Но он бил их и вырывался, жидким, надтреснутым голосом выкрикивая брань, пуская слюни, а те, кто держал его, тоже напрягались, словно удерживали маленький шланг, который мечется от чрезмерного напора. Из всей группы один пойманный был спокоен. Хайнса держали, он бранился, в его старые хилые кости и веревочки мышц вселилась ртутная ярость ласки. В конце концов он вырвался, прыгнул вперед, ввинтился в гущу людей и вылез — лицом к лицу с пленником. Тут он замер на миг, злобно глядя пленнику в лицо. Этот миг был долгим, однако раньше, чем старика успели схватить, он поднял палку и ударил пленника и хотел ударить еще, но тут его наконец поймали и стали держать, а он исходил бессильной яростью, и на губах его легкой, тонкой пеной вскипала слюна. Рта ему не заткнули. «Убейте выблядка! — кричал он. — Убейте. Убейте его».
Через полчаса двое мужчин привезли его домой на машине. Один правил, другой поддерживал Хайнса на заднем сиденье. Лицо его, заросшее щетиной и грязью, теперь было бледно, а глаза закрыты. Его вынули из машины и понесли на руках через калитку по дорожке из трухлявого кирпича и цементной шелухи к крыльцу. Теперь его глаза были открыты, но совершенно пусты, они закатились под лоб, так что виднелись только нечистые синеватые белки. Он совсем обмяк и не шевелился. Когда они подходили к крыльцу, дверь отворилась, вышла его жена, закрыла дверь за собой и стала смотреть на них. Они догадались, что это его жена, поскольку вышла она из дома, где жил он. Один из мужчин, хотя и местный, никогда ее прежде не видел.
— Что случилось? — сказала она.
— Ничего страшного, — ответил первый мужчина. — У нас там в городе переполох был изрядный, да еще эта жара — вот он и сдал. — Она стояла перед дверью, словно не пуская их в дом, — приземистая, толстая женщина, с круглым, непропеченным, мучнисто-серым лицом и тугим узелком жидких волос. — Только что поймали этого нигера Кристмаса, который женщину в Джефферсоне убил на прошлой неделе, — пояснил мужчина. — Ну и дядя Док немного переволновался.
Миссис Хайнс уже отворачивалась, словно собираясь открыть дверь. И, — как сказал потом мужчина своему спутнику, — вдруг замерла, будто в нее попали камушком.
— Кого поймали? — сказала она.
— Кристмаса, — сказал мужчина. — Нигера этого, убийцу. Кристмаса.
Она стояла на краю крыльца, обернув к ним серое, застывшее лицо. «Как будто заранее знала, что я ей скажу, — говорил мужчина своему товарищу, когда они возвращались к машине. — Как будто хотела, чтобы это оказался он и в то же время — не он».
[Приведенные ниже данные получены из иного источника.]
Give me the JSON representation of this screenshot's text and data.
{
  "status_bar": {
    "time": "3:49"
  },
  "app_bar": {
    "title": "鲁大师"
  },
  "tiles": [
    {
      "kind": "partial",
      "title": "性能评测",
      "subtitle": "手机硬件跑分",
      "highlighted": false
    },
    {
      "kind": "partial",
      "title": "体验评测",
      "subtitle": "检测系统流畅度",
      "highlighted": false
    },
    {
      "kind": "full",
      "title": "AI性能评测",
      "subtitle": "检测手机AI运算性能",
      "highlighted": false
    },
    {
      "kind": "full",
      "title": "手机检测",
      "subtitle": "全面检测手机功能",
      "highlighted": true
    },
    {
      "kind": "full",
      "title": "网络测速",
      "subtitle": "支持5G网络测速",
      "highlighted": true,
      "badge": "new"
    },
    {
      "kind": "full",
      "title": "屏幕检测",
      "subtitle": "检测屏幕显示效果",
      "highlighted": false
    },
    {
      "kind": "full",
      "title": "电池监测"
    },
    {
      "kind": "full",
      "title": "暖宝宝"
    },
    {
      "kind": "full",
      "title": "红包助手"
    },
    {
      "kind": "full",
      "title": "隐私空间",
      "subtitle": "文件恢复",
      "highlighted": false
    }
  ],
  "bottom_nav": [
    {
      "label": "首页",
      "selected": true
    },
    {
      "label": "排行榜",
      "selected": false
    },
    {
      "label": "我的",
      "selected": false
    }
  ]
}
— Какой он из себя? — спросила она.
— Да я и не разглядел толком, — сказал мужчина. — Его малость раскровянили, пока ловили. Молодой парень. А на нигера не больше моего похож. — Женщина смотрела на них, смотрела сверху. Хайнс, поддерживаемый с двух сторон, уже сам стоял на ногах и тихо бормотал, словно пробуждаясь ото сна. — Что прикажете делать с дядей Доком? — спросил мужчина.
На это она просто не ответила.
— Как будто мужа своего не признала, — сказал потом мужчина своему товарищу.
— Что они с ним сделают? — спросила она.
— С ним? — повторил мужчина. — А-а. С нигером. Это в Джефферсоне решат. Он — тамошний, ихний.
Серая, застывшая, она смотрела на них откуда-то издалека.
— Они подождут до Джефферсона?
— Они? — переспросил мужчина. — А-а, — сказал он. — Ну, если Джефферсон не будет особенно тянуть. — Он перехватил руку старика поудобнее. — Куда нам его положить? — Тут женщина зашевелилась. Она спустилась с крыльца и подошла к ним. — Мы вам втащим его в дом, — сказал мужчина.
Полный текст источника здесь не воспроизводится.